The government’s decision to replace Zhemgang with Sarpang for the tourism flagship programme is in contravention of the Budget and Appropriation Act and must be reconsidered.
This is what NC has conveyed to the government through a letter addressed to the prime minister with copies to the Speaker, the foreign minister and the opposition leader a few days ago. The stand was taken at a recently held plenary.
The National Assembly on June 14 passed the National Budget Report 2019-20, which allocated Nu 11 million each for Zhemgang, Lhuentse, Dagana and Gasa for the tourism flagship programme.
However, 10 days later, the cabinet secretary on June 24 wrote to the GNHC secretary announcing the Prime Minister’s approval of the Tourism Council of Bhutan’s (TCB) proposal to replace Zhemgang with Sarpang. The prime minister chairs the GNHC, while the foreign minister chairs the TCB.
The prime minister’s decision came after both Houses of parliament had passed the Budget and Appropriation Bill.
The NC stated that the National Budget Report 2019-20 is “deemed legally binding” on the government to ensure implementation of the activities and programmes as per the allocation.
This implies that the tourism flagship programme should be implemented as decided in the budget.
The NC reasoned that the budget report is an integral part of the Budget Appropriation Bill 2019-20, which becomes a law after the royal assent.
According to the NC, the government’s decision is viewed as not in line with the Budget Appropriation Bill 2019-20 and the National Budget Report 2019-20.
Expressing its concern, the NC called upon the government to review the decision and take appropriate action. Both the National Assembly and the National Council passed the Budget Appropriation Bill 2019-20 of Nu 64,826 million.
NC’s Deputy Chairperson and spokesperson, Jigme Wangchuk, said,” We don’t know what action the government will take. We have expressed our concern.”
An official from the Prime Minister’s Office told Kuensel that it is reviewing the NC’s concern.
The cabinet secretary’s letter had stated that the decision was taken to ensure regional distribution in selection of the focus dzongkhags. However, as per the letter, it is not clear if the matter was discussed and endorsed by the cabinet.
Cabinet Secretary Kesang Wangdi wrote, “I am pleased to convey the approval of the Hon’ble Prime Minister on the proposal from the TCB to include Sarpang as one of the four focus dzongkhags in the Tourism Development Flagship Program of the 12th Plan, in place of Zhemgang.”
At a recent press conference, foreign minister Dr Tandi Dorji said the Constitution, National Assembly Act and the Public Finance Act gave full authority to the executive to decide on plans and programmes of the country. He said that the flagship programme that has been passed by the parliament was a policy decision where the executive has full authority.
However, MPs who are not in support of the government’s decision say the Budget Appropriation Act is a law unlike other resolutions of parliament and is binding.
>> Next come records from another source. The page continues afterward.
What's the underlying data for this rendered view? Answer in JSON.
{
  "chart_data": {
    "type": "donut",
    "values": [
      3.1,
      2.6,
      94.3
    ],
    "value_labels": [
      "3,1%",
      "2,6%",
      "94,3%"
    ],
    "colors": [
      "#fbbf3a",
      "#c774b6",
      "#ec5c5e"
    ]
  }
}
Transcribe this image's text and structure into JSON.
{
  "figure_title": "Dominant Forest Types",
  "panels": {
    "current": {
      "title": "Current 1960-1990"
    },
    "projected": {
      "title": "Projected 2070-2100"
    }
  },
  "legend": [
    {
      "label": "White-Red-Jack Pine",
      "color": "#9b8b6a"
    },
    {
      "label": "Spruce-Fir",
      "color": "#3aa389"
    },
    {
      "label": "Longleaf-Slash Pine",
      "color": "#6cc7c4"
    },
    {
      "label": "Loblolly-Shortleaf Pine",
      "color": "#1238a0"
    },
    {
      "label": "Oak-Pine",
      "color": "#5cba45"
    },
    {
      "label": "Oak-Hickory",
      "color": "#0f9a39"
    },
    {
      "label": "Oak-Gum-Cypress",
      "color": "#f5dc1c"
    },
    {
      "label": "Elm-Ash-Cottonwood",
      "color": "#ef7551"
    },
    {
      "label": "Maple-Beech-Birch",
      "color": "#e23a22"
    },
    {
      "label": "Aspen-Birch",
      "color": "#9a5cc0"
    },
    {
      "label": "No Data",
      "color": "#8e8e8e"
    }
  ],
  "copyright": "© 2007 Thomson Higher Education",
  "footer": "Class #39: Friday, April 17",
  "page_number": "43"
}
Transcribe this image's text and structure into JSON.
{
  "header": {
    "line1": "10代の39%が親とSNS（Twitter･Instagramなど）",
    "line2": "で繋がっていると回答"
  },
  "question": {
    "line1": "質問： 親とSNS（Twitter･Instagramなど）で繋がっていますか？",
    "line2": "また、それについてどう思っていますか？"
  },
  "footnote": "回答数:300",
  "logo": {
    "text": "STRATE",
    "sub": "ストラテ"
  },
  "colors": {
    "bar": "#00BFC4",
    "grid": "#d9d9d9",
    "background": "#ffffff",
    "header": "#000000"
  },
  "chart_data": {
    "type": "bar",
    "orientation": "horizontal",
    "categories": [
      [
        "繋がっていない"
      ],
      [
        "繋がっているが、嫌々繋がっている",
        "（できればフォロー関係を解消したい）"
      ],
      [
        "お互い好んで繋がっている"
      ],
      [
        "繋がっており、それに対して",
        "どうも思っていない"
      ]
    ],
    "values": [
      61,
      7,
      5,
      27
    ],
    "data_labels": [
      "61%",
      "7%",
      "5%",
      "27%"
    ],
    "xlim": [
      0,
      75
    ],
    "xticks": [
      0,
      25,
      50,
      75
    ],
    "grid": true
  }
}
Article 14(10) of the Constitution states that any expenditure not included in the budget, or in excess of the budget appropriation, as well as the transfer of any fund from one part of the budget to another, shall be made in accordance with the law.
Section 10 of the Public Finance (amendment) Act states that money shall be appropriated for the requirement of the state through the annual Budget Appropriation Bill approved by Parliament.
Section 56, on revision of budget and appropriations, states, “The Minister of Finance may present to Parliament Supplementary Budget Appropriation Bills, outlining changes in appropriations and resource estimates with full justifications for the revisions. Such Bill shall be introduced to Parliament at the earliest sitting of Parliament after the last sitting.”
However, section 57 adds that such revisions in the Budget Appropriations may be considered only when circumstances have changed significantly such as in the case of shortfalls in revenues and other resources threatening macro-fiscal sustainability and substantial increase in costs of programmes as approved by the Cabinet among other specified reasons.
It was also learnt that the economic and finance committee of the National Assembly at its meeting held on July 15 decided to discuss the issue with the Speaker. A member, who attended the meeting, said the committee agreed that the decision was unlawful.
The 13-member committee comprises seven members from the ruling party and six from the opposition.